資料採集與技術融合作業3

102202133zqj發表於2024-11-11

Gitee作業連結:https://gitee.com/zheng-qijian33/crawl_project/tree/master/作業3

作業①:

要求:指定一個網站,爬取這個網站中的所有的所有圖片,例如:中國氣象網(http://www.weather.com.cn)。使用scrapy框架分別實現單執行緒和多執行緒的方式爬取。
–務必控制總頁數(學號尾數2位)、總下載的圖片數量(尾數後3位)等限制爬取的措施。

主要程式碼

weather_spider.py:

import scrapy
from scrapy import Request
from scrapy.crawler import CrawlerProcess
from scrapy.pipelines.images import ImagesPipeline
from scrapy.exceptions import DropItem
import sys
sys.path.append('D:\\資料採集實踐2\\weather_images')
from weather_images.pipelines import WeatherImagesPipeline

class WeatherSpider(scrapy.Spider):
    name = 'weather_spider'
    allowed_domains = ['weather.com.cn']
    start_urls = ['http://weather.com.cn/']  

    def parse(self, response):
        # 解析頁面並提取圖片URL
        # 假設圖片在img標籤中
        images = response.css('img::attr(src)').getall()
        for image_url in images:
            if image_url.startswith('http'):
                yield Request(image_url, callback=self.save_image)

    def save_image(self, response):
        # 儲存圖片到本地
        image_guid = response.url.split('/')[-1]
        yield {
            'image_urls': [response.url],
            'image_name': image_guid
        }

class WeatherImagesPipeline(ImagesPipeline):
    def get_media_requests(self, item, info):
        for image_url in item['image_urls']:
            yield Request(image_url)

    def item_completed(self, results, item, info):
        image_paths = [x['path'] for ok, x in results if ok]
        if not image_paths:
            raise DropItem("Item contains no images")
        item['image_paths'] = image_paths
        return item

# 配置Scrapy設定
process = CrawlerProcess(settings={
    'ITEM_PIPELINES': {'weather_images.pipelines.WeatherImagesPipeline': 1},
    'IMAGES_STORE': 'D:\\資料採集實踐2\\images',
    'CONCURRENT_REQUESTS': 32,  # 控制併發請求數量
    'DOWNLOAD_DELAY': 1,  # 控制下載延遲
    'CLOSESPIDER_ITEMCOUNT': 133,  # 控制下載的圖片數量
    'CLOSESPIDER_PAGECOUNT': 33,  # 控制總頁數
})

# 啟動爬蟲
process.crawl(WeatherSpider)
process.start()

pipelines.py:

import scrapy
from scrapy.pipelines.images import ImagesPipeline
from scrapy.exceptions import DropItem

class WeatherImagesPipeline(ImagesPipeline):
    def get_media_requests(self, item, info):
        for image_url in item['image_urls']:
            yield scrapy.Request(image_url)
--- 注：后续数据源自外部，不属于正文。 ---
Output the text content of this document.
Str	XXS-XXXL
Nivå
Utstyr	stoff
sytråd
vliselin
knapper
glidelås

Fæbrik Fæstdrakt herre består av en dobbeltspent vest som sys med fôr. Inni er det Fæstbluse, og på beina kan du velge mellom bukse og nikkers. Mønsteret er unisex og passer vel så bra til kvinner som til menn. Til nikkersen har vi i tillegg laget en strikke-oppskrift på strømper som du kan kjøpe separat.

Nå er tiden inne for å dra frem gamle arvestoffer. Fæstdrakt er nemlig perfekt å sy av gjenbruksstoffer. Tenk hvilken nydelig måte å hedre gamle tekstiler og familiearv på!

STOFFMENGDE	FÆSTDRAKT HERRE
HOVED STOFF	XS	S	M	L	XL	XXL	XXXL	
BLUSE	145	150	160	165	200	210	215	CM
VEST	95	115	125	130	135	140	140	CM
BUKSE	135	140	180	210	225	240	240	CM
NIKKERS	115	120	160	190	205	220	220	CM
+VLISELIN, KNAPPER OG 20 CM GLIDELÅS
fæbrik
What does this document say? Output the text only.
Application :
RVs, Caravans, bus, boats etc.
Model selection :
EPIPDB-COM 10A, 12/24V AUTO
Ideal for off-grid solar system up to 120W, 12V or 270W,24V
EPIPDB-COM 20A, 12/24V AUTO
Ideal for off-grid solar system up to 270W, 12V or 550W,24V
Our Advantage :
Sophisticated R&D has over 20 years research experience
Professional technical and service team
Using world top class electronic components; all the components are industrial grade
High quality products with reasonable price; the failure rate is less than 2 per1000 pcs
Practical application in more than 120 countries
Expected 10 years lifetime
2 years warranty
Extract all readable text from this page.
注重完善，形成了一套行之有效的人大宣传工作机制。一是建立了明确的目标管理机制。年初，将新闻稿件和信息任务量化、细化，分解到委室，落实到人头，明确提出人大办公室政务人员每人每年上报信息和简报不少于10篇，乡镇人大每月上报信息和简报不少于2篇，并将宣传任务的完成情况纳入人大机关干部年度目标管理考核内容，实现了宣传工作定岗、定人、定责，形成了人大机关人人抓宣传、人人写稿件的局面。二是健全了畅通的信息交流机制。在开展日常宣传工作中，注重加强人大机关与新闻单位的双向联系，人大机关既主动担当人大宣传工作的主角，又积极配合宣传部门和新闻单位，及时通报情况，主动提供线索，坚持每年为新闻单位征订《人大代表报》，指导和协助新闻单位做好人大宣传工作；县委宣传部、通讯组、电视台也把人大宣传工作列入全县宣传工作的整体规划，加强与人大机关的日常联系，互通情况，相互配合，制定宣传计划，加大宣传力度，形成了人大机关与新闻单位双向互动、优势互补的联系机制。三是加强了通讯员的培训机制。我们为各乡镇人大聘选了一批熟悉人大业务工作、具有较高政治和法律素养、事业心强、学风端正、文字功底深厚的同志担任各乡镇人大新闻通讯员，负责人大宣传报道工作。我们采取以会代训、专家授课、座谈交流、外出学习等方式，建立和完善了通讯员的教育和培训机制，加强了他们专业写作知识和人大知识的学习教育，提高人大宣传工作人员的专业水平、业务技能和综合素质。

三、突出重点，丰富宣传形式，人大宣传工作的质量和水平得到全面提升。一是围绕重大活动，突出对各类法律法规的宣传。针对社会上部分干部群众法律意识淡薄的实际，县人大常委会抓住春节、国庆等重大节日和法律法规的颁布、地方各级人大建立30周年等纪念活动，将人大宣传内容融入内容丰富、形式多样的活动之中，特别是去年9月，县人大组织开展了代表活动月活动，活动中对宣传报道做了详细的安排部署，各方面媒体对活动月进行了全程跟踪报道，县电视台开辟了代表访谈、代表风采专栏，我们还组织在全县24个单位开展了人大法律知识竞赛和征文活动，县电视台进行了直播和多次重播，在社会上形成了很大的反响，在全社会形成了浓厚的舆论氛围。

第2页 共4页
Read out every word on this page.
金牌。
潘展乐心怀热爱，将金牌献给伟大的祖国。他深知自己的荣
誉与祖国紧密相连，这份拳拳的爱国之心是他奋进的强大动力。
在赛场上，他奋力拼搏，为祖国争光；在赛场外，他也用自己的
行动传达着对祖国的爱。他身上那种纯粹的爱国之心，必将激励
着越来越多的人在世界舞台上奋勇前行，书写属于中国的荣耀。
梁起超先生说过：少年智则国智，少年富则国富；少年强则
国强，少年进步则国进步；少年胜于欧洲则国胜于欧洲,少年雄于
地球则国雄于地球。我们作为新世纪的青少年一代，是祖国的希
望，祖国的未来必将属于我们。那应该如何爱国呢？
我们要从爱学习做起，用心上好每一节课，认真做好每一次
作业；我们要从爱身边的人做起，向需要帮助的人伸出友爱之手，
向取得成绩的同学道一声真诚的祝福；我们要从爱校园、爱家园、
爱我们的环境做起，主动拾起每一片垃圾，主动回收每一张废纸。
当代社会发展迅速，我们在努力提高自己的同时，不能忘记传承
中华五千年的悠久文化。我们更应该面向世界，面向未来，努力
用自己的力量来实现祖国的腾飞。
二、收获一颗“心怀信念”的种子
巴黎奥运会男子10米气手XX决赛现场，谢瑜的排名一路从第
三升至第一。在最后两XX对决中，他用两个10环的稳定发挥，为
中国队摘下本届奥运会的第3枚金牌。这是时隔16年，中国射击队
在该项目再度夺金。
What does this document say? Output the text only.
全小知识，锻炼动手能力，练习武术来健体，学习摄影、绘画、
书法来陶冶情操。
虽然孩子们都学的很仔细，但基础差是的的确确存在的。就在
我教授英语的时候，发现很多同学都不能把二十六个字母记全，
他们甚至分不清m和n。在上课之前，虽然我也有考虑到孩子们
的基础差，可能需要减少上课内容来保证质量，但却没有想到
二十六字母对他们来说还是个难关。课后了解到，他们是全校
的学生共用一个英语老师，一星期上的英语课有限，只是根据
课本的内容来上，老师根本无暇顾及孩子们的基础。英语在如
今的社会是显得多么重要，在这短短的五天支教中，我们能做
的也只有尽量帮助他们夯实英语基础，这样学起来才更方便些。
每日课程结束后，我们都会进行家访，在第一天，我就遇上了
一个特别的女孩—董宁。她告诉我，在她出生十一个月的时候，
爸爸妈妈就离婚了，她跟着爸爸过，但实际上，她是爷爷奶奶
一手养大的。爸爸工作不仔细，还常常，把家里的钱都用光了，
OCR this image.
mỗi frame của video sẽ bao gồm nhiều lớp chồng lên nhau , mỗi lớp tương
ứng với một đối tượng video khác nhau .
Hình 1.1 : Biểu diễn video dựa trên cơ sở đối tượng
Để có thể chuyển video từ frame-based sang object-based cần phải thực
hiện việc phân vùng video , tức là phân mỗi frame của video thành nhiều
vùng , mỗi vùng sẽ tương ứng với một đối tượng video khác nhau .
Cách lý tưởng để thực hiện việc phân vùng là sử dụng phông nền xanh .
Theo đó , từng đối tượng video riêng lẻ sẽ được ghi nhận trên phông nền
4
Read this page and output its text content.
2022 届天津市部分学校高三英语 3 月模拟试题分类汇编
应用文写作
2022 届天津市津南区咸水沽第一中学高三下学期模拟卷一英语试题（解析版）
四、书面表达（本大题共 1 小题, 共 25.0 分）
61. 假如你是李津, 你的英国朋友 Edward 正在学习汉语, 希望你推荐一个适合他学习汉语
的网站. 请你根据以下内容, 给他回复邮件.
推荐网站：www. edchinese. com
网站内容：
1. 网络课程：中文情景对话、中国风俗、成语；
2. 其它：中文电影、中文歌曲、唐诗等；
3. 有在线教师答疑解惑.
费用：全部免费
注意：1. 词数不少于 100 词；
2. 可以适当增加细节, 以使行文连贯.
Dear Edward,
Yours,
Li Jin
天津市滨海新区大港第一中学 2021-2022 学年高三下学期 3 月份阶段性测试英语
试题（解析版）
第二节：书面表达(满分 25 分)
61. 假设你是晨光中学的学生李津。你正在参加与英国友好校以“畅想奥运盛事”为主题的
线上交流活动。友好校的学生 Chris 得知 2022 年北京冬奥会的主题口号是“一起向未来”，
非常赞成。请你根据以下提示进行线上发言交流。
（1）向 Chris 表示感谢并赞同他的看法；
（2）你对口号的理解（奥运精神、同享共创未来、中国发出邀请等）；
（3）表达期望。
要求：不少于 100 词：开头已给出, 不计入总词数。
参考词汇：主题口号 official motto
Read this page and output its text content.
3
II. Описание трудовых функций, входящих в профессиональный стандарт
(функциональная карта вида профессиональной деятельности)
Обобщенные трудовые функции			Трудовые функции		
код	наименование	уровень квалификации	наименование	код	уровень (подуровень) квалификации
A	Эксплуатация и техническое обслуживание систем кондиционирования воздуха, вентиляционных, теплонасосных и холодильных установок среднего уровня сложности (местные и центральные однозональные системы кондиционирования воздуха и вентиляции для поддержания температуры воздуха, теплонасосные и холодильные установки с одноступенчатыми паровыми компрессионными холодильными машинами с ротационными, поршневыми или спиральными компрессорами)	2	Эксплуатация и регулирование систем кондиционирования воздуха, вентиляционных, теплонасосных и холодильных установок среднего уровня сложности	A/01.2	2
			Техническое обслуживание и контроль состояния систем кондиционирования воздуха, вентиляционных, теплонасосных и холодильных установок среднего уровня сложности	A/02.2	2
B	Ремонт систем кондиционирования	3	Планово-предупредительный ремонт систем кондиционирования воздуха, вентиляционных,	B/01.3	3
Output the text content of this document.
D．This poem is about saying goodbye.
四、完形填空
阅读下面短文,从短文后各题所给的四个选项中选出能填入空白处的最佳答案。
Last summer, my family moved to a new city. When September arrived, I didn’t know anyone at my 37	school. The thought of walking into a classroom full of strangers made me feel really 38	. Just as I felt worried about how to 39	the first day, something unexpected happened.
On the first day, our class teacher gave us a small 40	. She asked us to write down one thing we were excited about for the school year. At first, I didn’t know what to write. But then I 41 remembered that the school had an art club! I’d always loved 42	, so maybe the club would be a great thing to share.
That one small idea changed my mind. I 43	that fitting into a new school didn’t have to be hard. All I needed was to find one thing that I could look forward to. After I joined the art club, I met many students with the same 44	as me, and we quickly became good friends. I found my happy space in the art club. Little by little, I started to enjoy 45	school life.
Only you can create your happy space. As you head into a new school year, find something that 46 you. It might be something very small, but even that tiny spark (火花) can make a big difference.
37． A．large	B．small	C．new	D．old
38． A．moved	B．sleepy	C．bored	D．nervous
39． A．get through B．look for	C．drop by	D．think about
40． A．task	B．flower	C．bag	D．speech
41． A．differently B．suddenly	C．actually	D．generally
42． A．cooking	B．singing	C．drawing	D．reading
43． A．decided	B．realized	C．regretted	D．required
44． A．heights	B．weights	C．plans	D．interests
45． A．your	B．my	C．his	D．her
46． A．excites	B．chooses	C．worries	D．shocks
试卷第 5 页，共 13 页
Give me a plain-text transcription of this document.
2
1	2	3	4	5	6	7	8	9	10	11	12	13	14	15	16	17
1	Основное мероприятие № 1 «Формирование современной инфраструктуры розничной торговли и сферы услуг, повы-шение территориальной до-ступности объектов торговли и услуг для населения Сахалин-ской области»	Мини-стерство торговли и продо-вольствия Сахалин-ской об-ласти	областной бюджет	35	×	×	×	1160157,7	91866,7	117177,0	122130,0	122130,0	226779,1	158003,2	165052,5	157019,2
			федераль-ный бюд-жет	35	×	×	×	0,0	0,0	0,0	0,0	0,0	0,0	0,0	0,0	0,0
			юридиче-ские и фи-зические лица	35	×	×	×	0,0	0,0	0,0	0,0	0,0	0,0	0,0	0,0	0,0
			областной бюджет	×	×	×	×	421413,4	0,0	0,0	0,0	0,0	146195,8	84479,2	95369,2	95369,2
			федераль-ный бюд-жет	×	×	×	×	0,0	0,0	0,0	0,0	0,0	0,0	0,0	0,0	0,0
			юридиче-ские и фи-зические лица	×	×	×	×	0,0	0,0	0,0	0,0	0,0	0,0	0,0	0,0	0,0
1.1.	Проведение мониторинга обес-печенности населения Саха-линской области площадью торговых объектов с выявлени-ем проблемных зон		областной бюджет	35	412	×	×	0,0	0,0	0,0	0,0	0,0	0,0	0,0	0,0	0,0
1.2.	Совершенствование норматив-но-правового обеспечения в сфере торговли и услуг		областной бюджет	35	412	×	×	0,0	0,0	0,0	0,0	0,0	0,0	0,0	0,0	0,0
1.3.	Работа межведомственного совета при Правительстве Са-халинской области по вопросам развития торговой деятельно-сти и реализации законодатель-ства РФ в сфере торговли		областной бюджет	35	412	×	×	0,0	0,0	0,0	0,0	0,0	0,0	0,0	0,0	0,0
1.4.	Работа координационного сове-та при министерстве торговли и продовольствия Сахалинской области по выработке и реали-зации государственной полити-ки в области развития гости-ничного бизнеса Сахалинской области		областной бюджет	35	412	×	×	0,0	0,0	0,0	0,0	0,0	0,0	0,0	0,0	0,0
    def item_completed(self, results, item, info):
        image_paths = [x['path'] for ok, x in results if ok]
        if not image_paths:
            raise DropItem("Item contains no images")
        item['image_paths'] = image_paths
        return item

settings.py:

BOT_NAME = 'weather_images'

SPIDER_MODULES = ['weather_images.spiders']
NEWSPIDER_MODULE = 'weather_images.spiders'

# 管道設定
ITEM_PIPELINES = {
    'weather_images.pipelines.WeatherImagesPipeline': 1,
}

# 圖片儲存路徑
IMAGES_STORE = 'D:\\資料採集實踐2\\images'

#多執行緒
CONCURRENT_REQUESTS = 32
#單執行緒
#CONCURRENT_REQUESTS = 1

DOWNLOAD_DELAY = 1
CLOSESPIDER_ITEMCOUNT = 133
CLOSESPIDER_PAGECOUNT = 33

# Crawl responsibly by identifying yourself (and your website) on the user-agent
#USER_AGENT = "weather_images (+http://www.yourdomain.com)"

# Obey robots.txt rules
ROBOTSTXT_OBEY = True

實驗結果

執行結果:

儲存結果:

實驗心得

在編寫這個天氣圖片爬蟲的過程中,我深刻體會到Scrapy框架的強大與靈活性。它不僅簡化了網頁資料抓取和圖片下載的過程,還透過非同步處理機制提高了效率。透過使用Scrapy的ImagesPipeline,我能夠輕鬆地提取圖片URL並下載儲存圖片,同時透過配置併發請求數量和下載延遲,有效控制了爬蟲對目標網站的壓力。此外,Scrapy的中介軟體和管道機制使得資料處理和儲存變得非常靈活,進一步提升了爬蟲的可擴充套件性和可維護性。

作業②

要求:熟練掌握 scrapy 中 Item、Pipeline 資料的序列化輸出方法;使用scrapy框架+Xpath+MySQL資料庫儲存技術路線爬取股票相關資訊。
候選網站:東方財富網:https://www.eastmoney.com/

主要程式碼

stocks.py:

import scrapy
import json
from scrapy.exceptions import CloseSpider
from stock_scraper.items import StockScraperItem

class StockSpider(scrapy.Spider):
    name = 'stocks'
    allowed_domains = ['eastmoney.com']
    start_urls = [
        'https://push2.eastmoney.com/api/qt/clist/get?cb=jQuery112409840494931556277_1633338445629&pn=1&pz=10&po=1&np=1&fltt=2&invt=2&fid=f3&fs=b:MK0021&fields=f12,f14,f2,f3,f4,f5,f6,f7,f8,f9,f10,f11,f18,f15,f16,f17,f23'
    ]

    def parse(self, response):
        try:
            # 解析 JSON 資料
            json_response = response.json()
            data = json_response.get('data', {})
            stock_diff = data.get('diff', [])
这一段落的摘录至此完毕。